3. recommendation widgets: si tratta di integrazioni di link pubblicitari che solitamente si posizionano alla fine del corpo di un articolo in un sito editoriale, con lo scopo di consigliare altri contenuti simili o correlati a quelli appena letti, oppure a pubblicità del brand che possono risultare affini rispetto all’audience di riferimento del sito. Sebbene i link di collegamento rimandino a un sito esterno, si parla lo stesso di native advertising per la modalità in cui si inseriscono naturalmente nel flusso di navigazione della pagina. Mancano tuttavia tutti gli altri aspetti prima citati. È la forma di native advertising che più si avvicina al display advertising: la differenza non sta solo nella minore invasività del contenuto pubblicitario, ma anche negli obiettivi della campagna. Questi, infatti, diversamente dai banner pubblicitari, riguardano il coinvolgimento dei lettori, e la metrica utilizzata per misurare il successo della campagna pubblicitaria si basa sulle visualizzazioni invece che sul numero di clic. Proprio per la somiglianza di questo tipo di native advertising con la display advertising, l’intermediario non è un editore, ma un’azienda specializzata che gestisce un network e permette l’incontro tra i siti editoriali che offrono lo spazio e le aziende che cercano uno spazio per inserire la pubblicità. Le aziende più specializzate in questo tipo di attività sono Outbrain, Taboola e Ligatus.

4. liste sponsorizzate: si tratta di liste di prodotti di aziende che si trovano all’interno di siti che non hanno un contenuto editoriale e hanno un collegamento con una landing page dell’azienda, ma che tuttavia sono progettate per adattarsi all’esperienza di

navigazione del sito stesso. Degli esempi sono le promoted list all’interno di un marketplace.

5. in-ad: è un contenitore pubblicitario posizionato al di fuori del flusso di contenuti editoriali, ma ha dei contenuti contestualmente rilevanti al suo interno.
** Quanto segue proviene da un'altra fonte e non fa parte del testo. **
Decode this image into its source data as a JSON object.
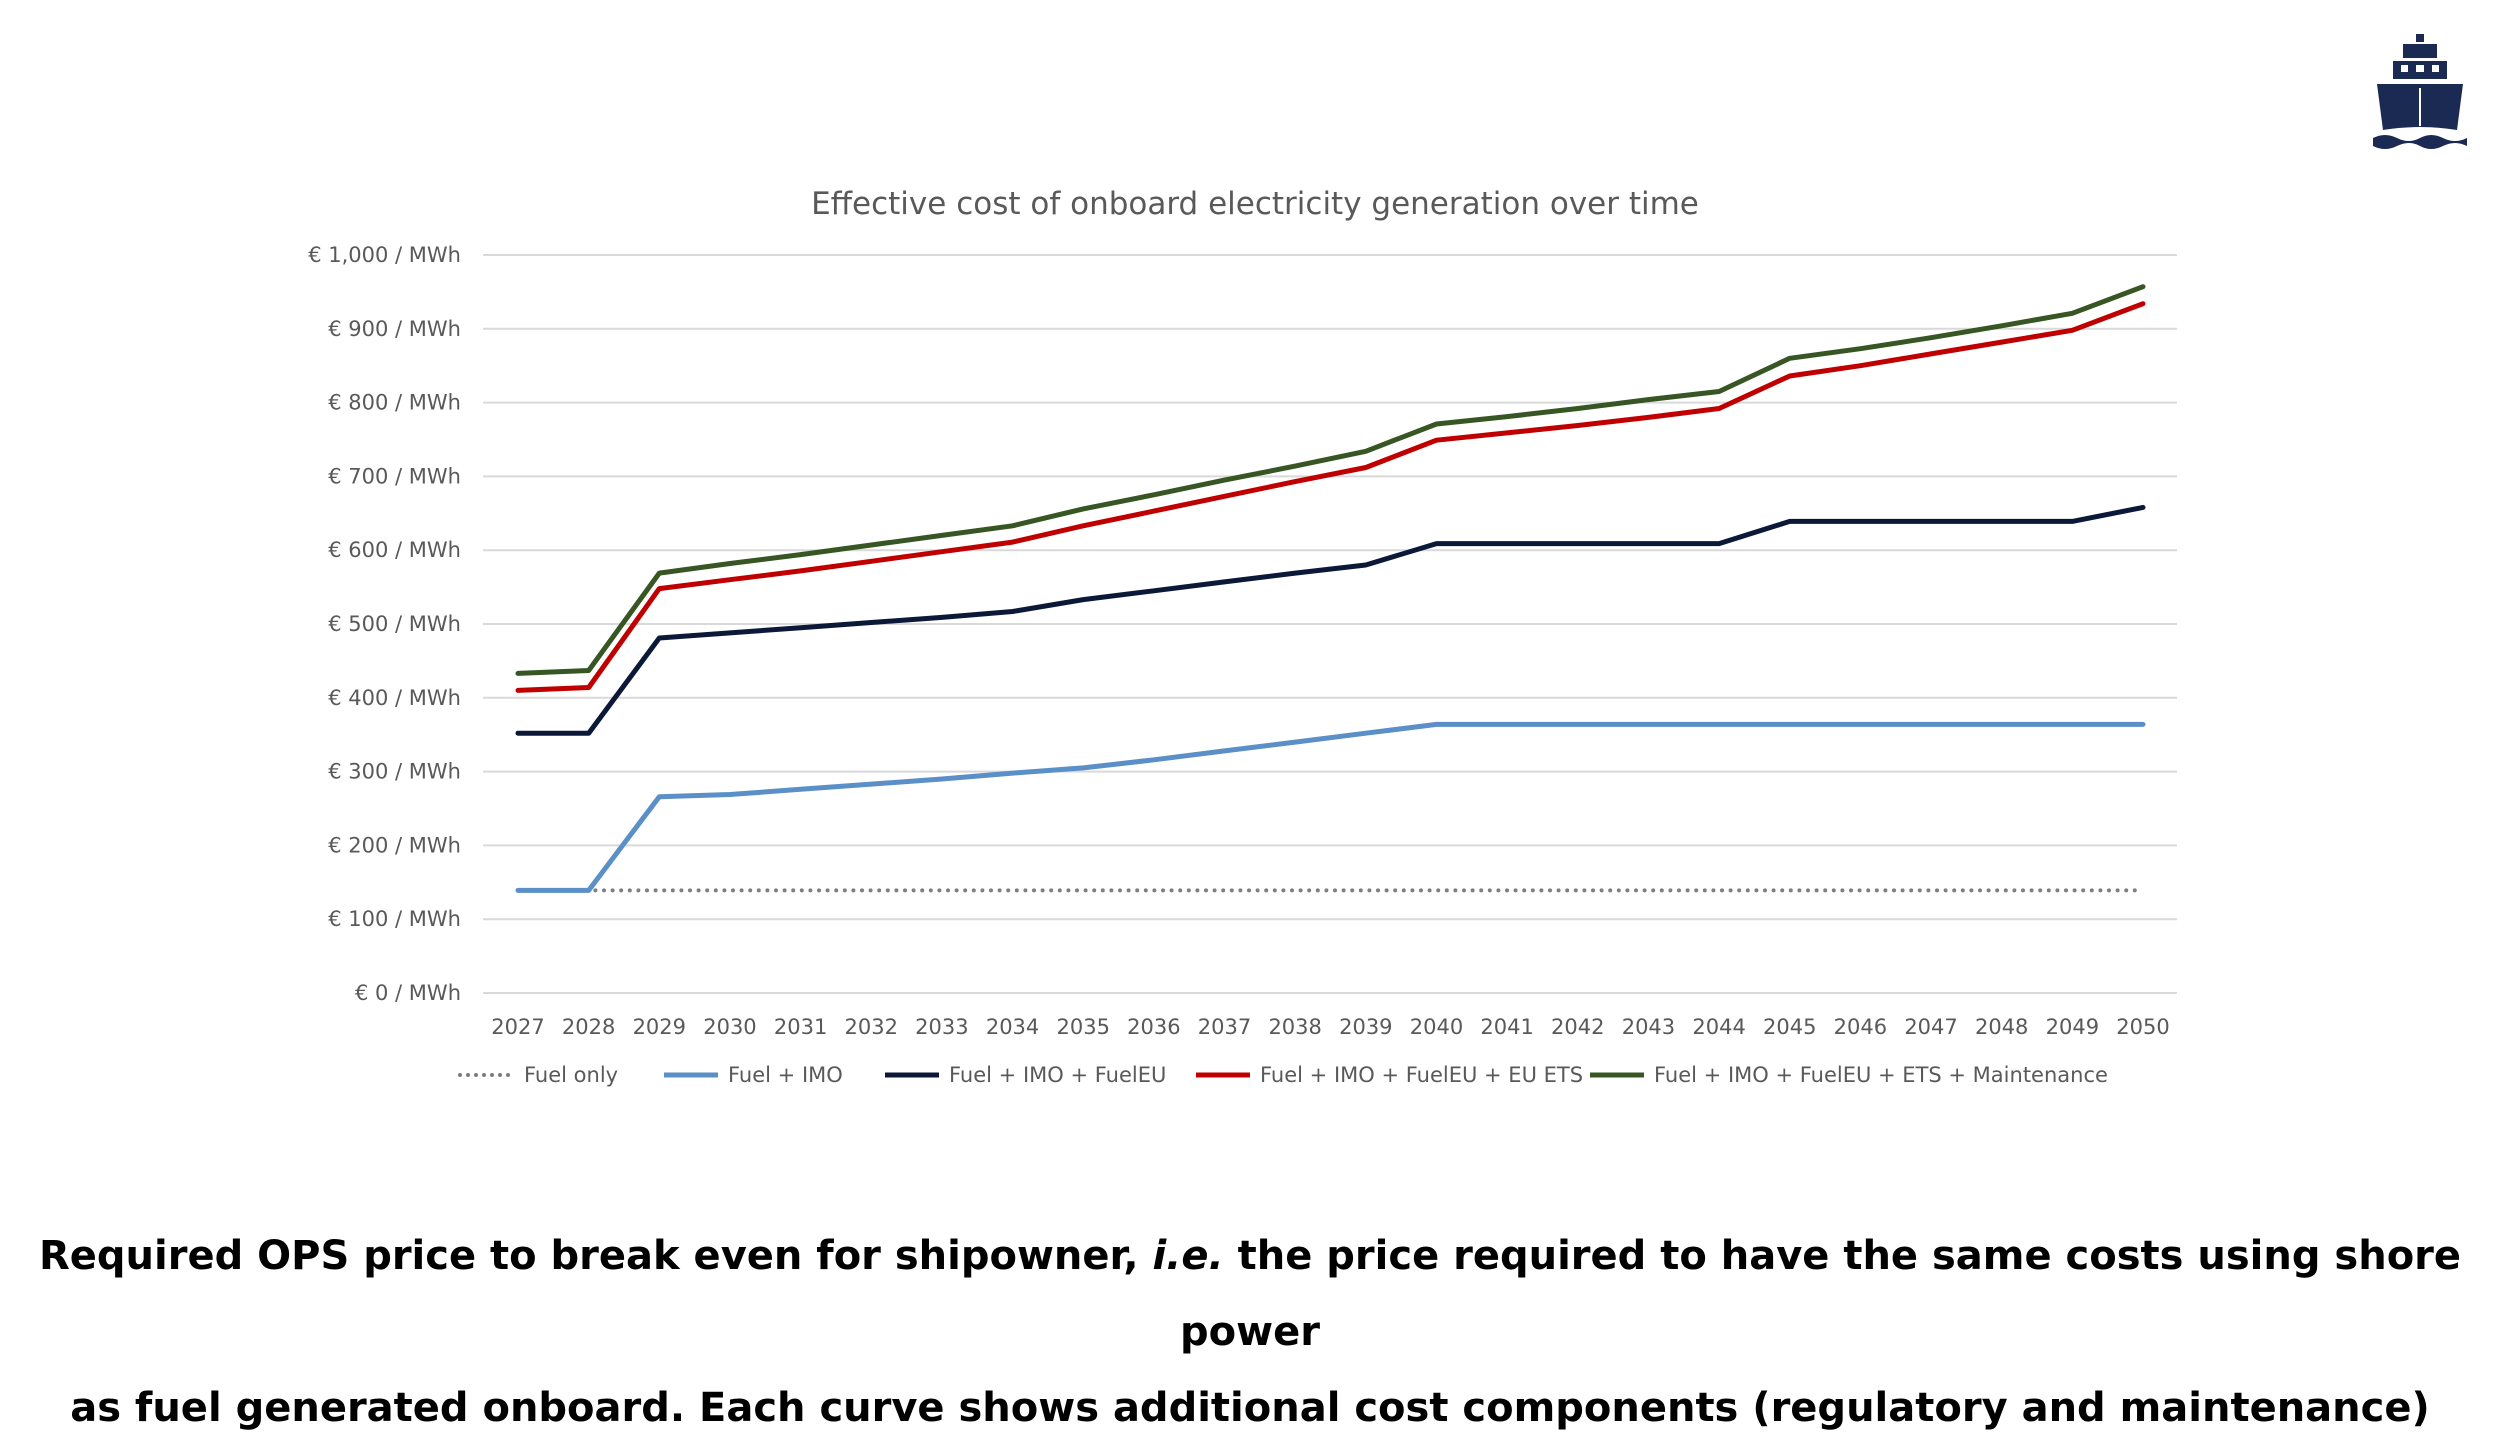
{
  "logo": {
    "icon": "ship-icon",
    "color": "#1b2a52"
  },
  "caption": {
    "line1_part1": "Required OPS price to break even for shipowner, ",
    "line1_italic": "i.e.",
    "line1_part2": " the price required to have the same costs using shore power",
    "line2": "as fuel generated onboard. Each curve shows additional cost components (regulatory and maintenance)"
  },
  "chart_data": {
    "type": "line",
    "title": "Effective cost of onboard electricity generation over time",
    "xlabel": "",
    "ylabel": "",
    "ylim": [
      0,
      1000
    ],
    "y_ticks": [
      0,
      100,
      200,
      300,
      400,
      500,
      600,
      700,
      800,
      900,
      1000
    ],
    "y_tick_labels": [
      "€ 0 / MWh",
      "€ 100 / MWh",
      "€ 200 / MWh",
      "€ 300 / MWh",
      "€ 400 / MWh",
      "€ 500 / MWh",
      "€ 600 / MWh",
      "€ 700 / MWh",
      "€ 800 / MWh",
      "€ 900 / MWh",
      "€ 1,000 / MWh"
    ],
    "grid": true,
    "legend_position": "bottom",
    "categories": [
      "2027",
      "2028",
      "2029",
      "2030",
      "2031",
      "2032",
      "2033",
      "2034",
      "2035",
      "2036",
      "2037",
      "2038",
      "2039",
      "2040",
      "2041",
      "2042",
      "2043",
      "2044",
      "2045",
      "2046",
      "2047",
      "2048",
      "2049",
      "2050"
    ],
    "series": [
      {
        "name": "Fuel only",
        "color": "#7f7f7f",
        "style": "dotted",
        "values": [
          139,
          139,
          139,
          139,
          139,
          139,
          139,
          139,
          139,
          139,
          139,
          139,
          139,
          139,
          139,
          139,
          139,
          139,
          139,
          139,
          139,
          139,
          139,
          139
        ]
      },
      {
        "name": "Fuel + IMO",
        "color": "#5b8fc7",
        "style": "solid",
        "values": [
          139,
          139,
          266,
          269,
          276,
          283,
          290,
          298,
          305,
          316,
          328,
          340,
          352,
          364,
          364,
          364,
          364,
          364,
          364,
          364,
          364,
          364,
          364,
          364
        ]
      },
      {
        "name": "Fuel + IMO + FuelEU",
        "color": "#0c1838",
        "style": "solid",
        "values": [
          352,
          352,
          481,
          488,
          495,
          502,
          509,
          517,
          533,
          545,
          557,
          569,
          580,
          609,
          609,
          609,
          609,
          609,
          639,
          639,
          639,
          639,
          639,
          658
        ]
      },
      {
        "name": "Fuel + IMO + FuelEU + EU ETS",
        "color": "#c00000",
        "style": "solid",
        "values": [
          410,
          414,
          548,
          560,
          572,
          585,
          598,
          611,
          633,
          653,
          673,
          693,
          712,
          749,
          759,
          769,
          780,
          792,
          836,
          850,
          866,
          882,
          898,
          934
        ]
      },
      {
        "name": "Fuel + IMO + FuelEU + ETS + Maintenance",
        "color": "#375623",
        "style": "solid",
        "values": [
          433,
          437,
          569,
          582,
          594,
          607,
          620,
          633,
          656,
          675,
          695,
          714,
          734,
          771,
          781,
          792,
          804,
          815,
          860,
          873,
          888,
          904,
          921,
          957
        ]
      }
    ]
  }
}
Tuttavia presenta dei collegamenti esterni al sito, anche se per come viene misurata l’efficacia della pubblicità e per come viene targetizzato, è inserito all’interno delle pubblicità native.

6. pubblicità “custom”: si tratta di tutte quelle forme di pubblicità native che stanno al confine, che come caratteristica di inclusione devono assolutamente avere quella della chiara targetizzazione.
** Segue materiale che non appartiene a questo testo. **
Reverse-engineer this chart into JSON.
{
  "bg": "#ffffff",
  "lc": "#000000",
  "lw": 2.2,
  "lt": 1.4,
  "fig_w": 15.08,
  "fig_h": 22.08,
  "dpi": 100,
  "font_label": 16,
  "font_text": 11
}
I sei tipi di pubblicità native sono stati presentati in ordine decrescente di rilevanza rispetto alle caratteristiche chiave del native così come definite dall’Internet Advertising Bureau. Ciò ha reso evidente che una pubblicità native è tale quando:

• presenta un formato che si adegua al design della pagina ed è all’interno del flusso di navigazione dell’utente, facendo percepire la pubblicità come organica;

• è inserita all’interno di un contesto dove potrebbe non essere riconoscibile come tale, ed è coerente con gli altri elementi all’interno della pagina;

• è circondata da contenuti dello stesso tipo e non è irrispettosa della user experience; • è posizionata all’interno di una pagina, di una sezione o di un sito che è coerente

con il target pubblicitario dell’azienda inserzionista;

• viene misurata con metriche di brand engagement relative alle prime fasi del customer journey, quali visualizzazioni, apprezzamenti, condivisioni, e tempo passato all’interno della pagina.

Alla luce di queste caratteristiche, la forma di native advertising più nativa delle altre è senz’altro quella dei contenuti sponsorizzati all’interno dei siti editoriali, una sottospecie del primo formato individuato dall’Internet Advertising Bureau e definito come unità pubblicitarie in-feed.